LE SQUADRE – E’ il 16 aprile 2010 e a San Siro si affrontano due squadre che vivono momenti completamente differenti: l’Inter in piena corsa su tre fronti, la Juventus aggrappata al suo orgoglio ma molto distante in classifica dai nerazzurri. José Mourinho schiera ovviamente la sua miglior formazione: (4-2-3-1) con Julio Cesar tra i pali, difesa composta da Maicon e capitan Zanetti sulle fasce mentre al centro svettano i soliti Lucio e Samuel. In mediana Cambiasso e Thiago Motta e sulla trequarti Pandev Sneijder ed Eto’o a supporto dell’unica punta Milito. La Juventus di Alberto Zaccheroni scende in campo con il rombo: (4-3-1-2) con Buffon tra i pali, linea a quattro composta da Zebina Cannavaro Chiellini e Grosso. Centrocampo formato da Felipe Melo mediano e ai suoi lati Marchisio e Sissoko. Sulla trequarti il brasiliano Diego dietro le due punte Iaquinta e Del Piero.
SCINTILLE IN CAMPO – Primo tempo incandescente, con molti falli sia una da una parte che dall’altra e più cartellini che tiri in porta. Tra i più nervosi Felipe Melo (che si appresta dunque a vivere il suo primo derby d’Italia da ex bianconero) e Thiago Motta. Nel primo quarto d’ora la Juventus sembra avere in mano il pallino del gioco, mentre l’Inter non riesce a impostare la manovra. Al 37′ Sissoko, già ammonito, si fa espellere dopo un’entrataccia su Zanetti. A questo punto la partita cambia, Zaccheroni è costretto a sostituire Del Piero e l’Inter sale in cattedra mettendo in mostra l’enorme divario tecnico tra le due squadre. Eto’o e Milito, letali per tutta la stagione, non vivono la loro miglior serata e sprecano tantissimo davanti a Buffon. Tre errori clamorosi per l’argentino e uno per il camerunese. La Juventus è ormai alle corde, ma l’impressione è che la partita possa sbloccarsi solo grazie a un’invenzione. Che infatti arriva puntuale.

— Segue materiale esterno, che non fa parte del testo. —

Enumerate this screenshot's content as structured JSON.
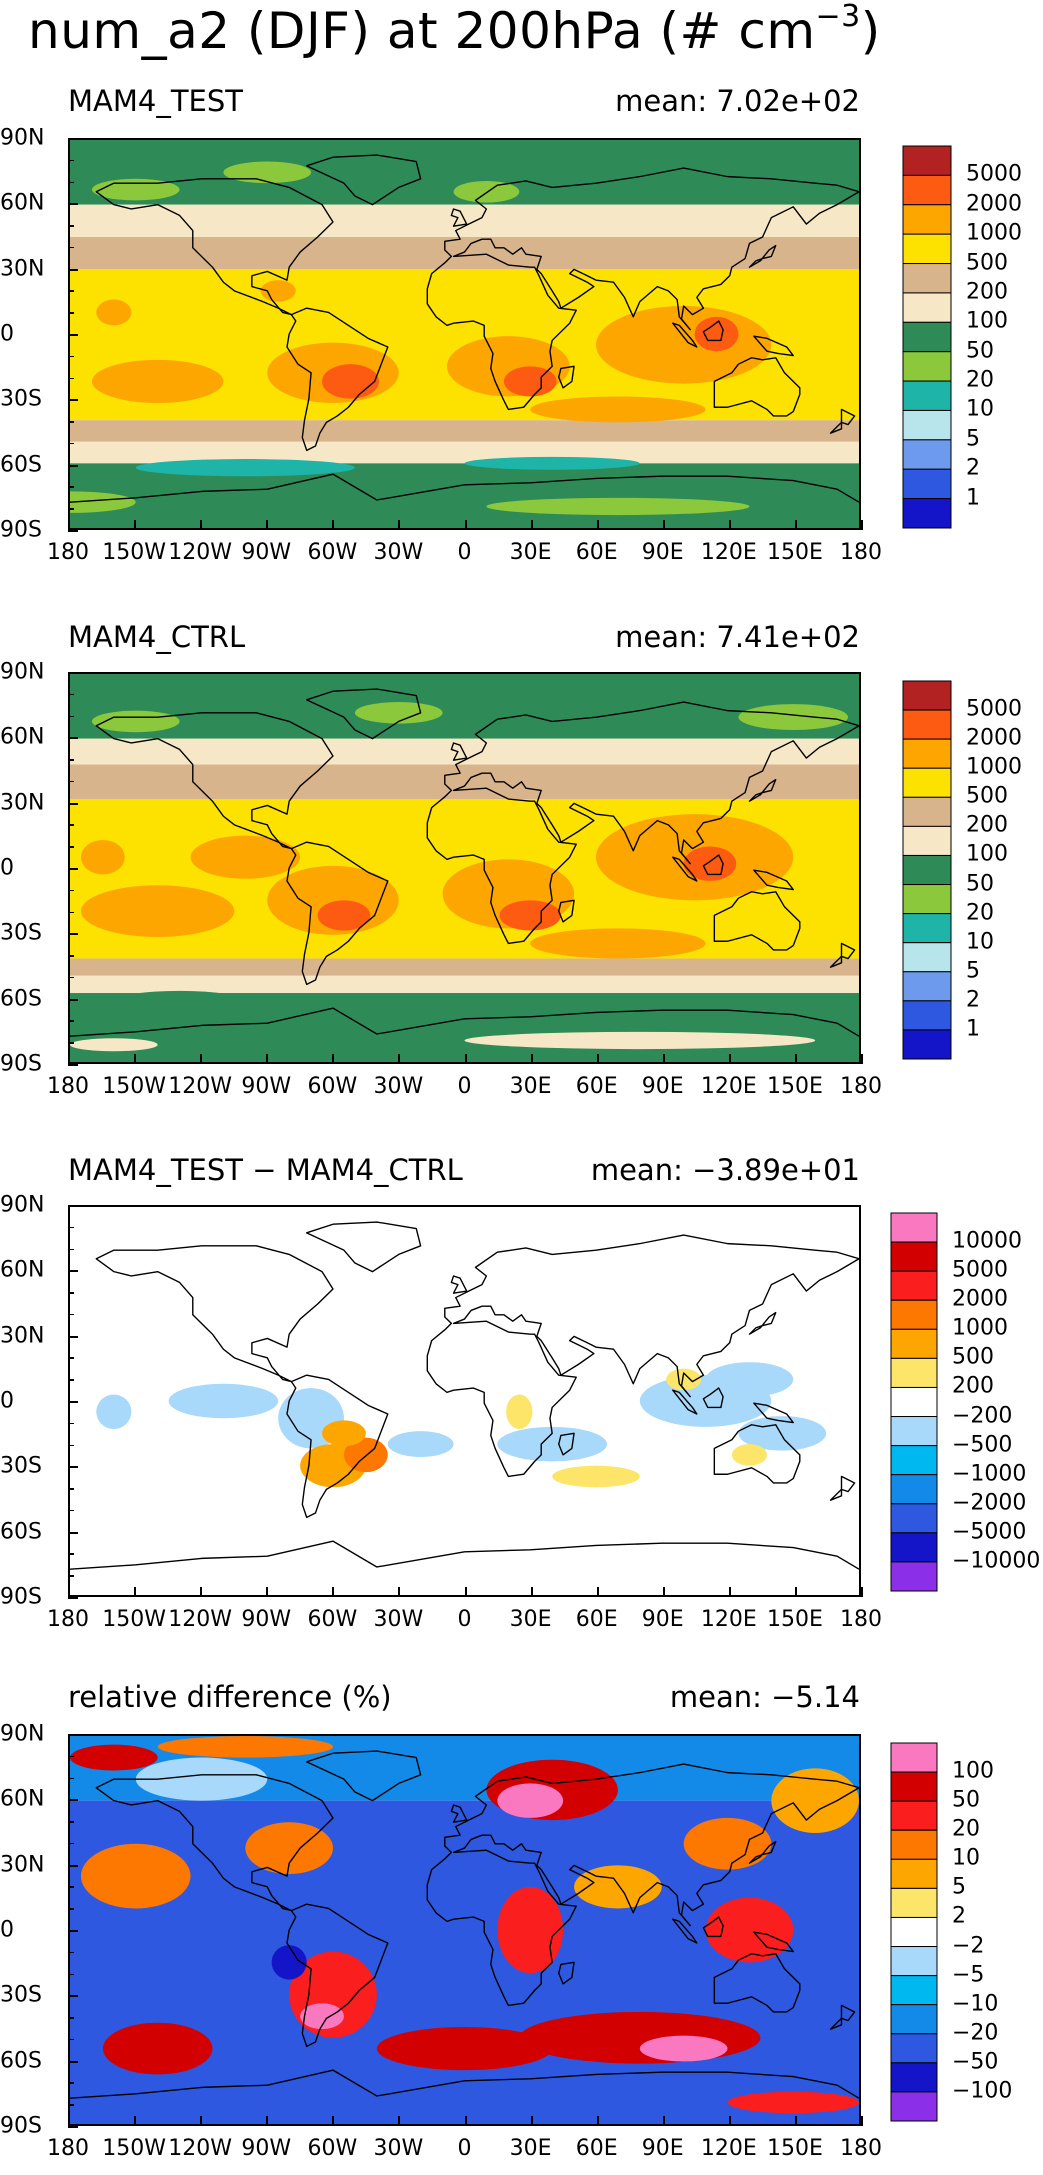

MAICON E IL SUO GOL PIU’ BELLO – E’ il minuto 75 quando il terzino destro brasiliano raccoglie una respinta della difesa bianconera, controlla due volte con il ginocchio, si libera di Amauri e fa partire un bolide dal limite dell’area che si insacca nell’angolino sulla destra di Buffon. Una vera e propria prodezza, un gesto tecnico di rara bellezza. A quel punto la partita è tutta in discesa per la squadra di Mourinho, che sfiora il raddoppio con una punizione di Balotelli (subentrato a Pandev) finita sull’incrocio dei pali. Nei minuti di recupero arriva anche il 2-0: Muntari pesca Eto’o in area, che questa volta non sbaglia e di piatto destro colpisce Buffon. L’Inter, impegnata in un emozionante testa a testa con la Roma, si aggiudica dunque il derby d’Italia e torna momentaneamente in vetta alla classifica.